What does it do?
This resolution declares the earlier tax abatement given to Niowave to be null and void since the City Council entered the agreement under false pretenses.
City Council agreed to give Niowave their tax abatement under the conditions that (1) Niowave would complete all the negotiated changes to their property to make the building try to fit into the historic character of the neighborhood (2) and the tax abatement would be rescinded if they did not complete the work.
Why is this resolution needed?
Neighbors report that the agreed-upon work has not been completed and asked for the tax abatements to be rescinded.

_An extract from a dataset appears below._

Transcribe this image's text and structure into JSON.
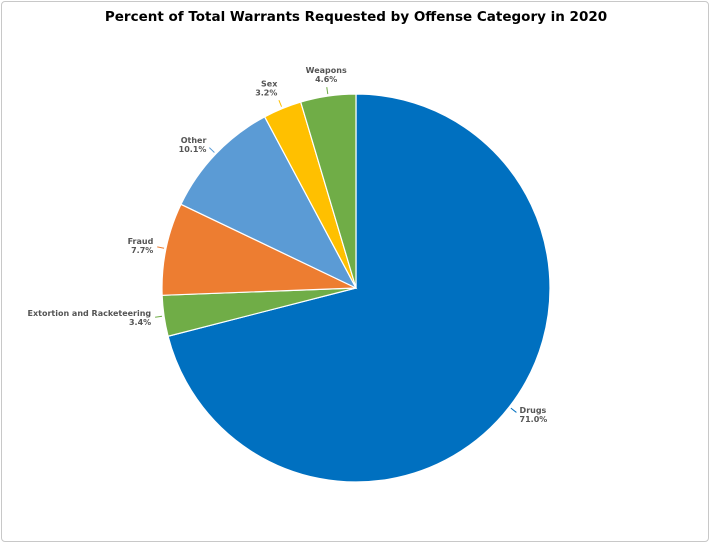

However, the economic development entity that brokered the negotiation between Niowave and the neighbors failed to inform the city that earlier changes to state law do not allow tax abatements to be rescinded for developments in low income areas.
Therefore, council members Wood and Yorko argue that the initial resolution is null and void since the agreement was based on misinformation.
Without this resolution there does not seem to be a way to rescind the tax abatements given to Niowave even though they did not complete all the items on the negotiated scope of work.
Niowave claims they have already spent more than was agreed to spend in getting the work done and claims most of the works has been done anyway.
What else has been done to prevent these problems in the future?
Council members have already changed procedures for granting special land use permits to prevent another manufacturing facility to accidentally get permission to be built in a residential area.
State representative Andy Schor has also proposed a bill to correct the flaw in state law that does not allow municipalities to rescind tax abatements for companies who are out of compliance with the conditions for having received the tax abatement, but even if this passes it will not be retroactive.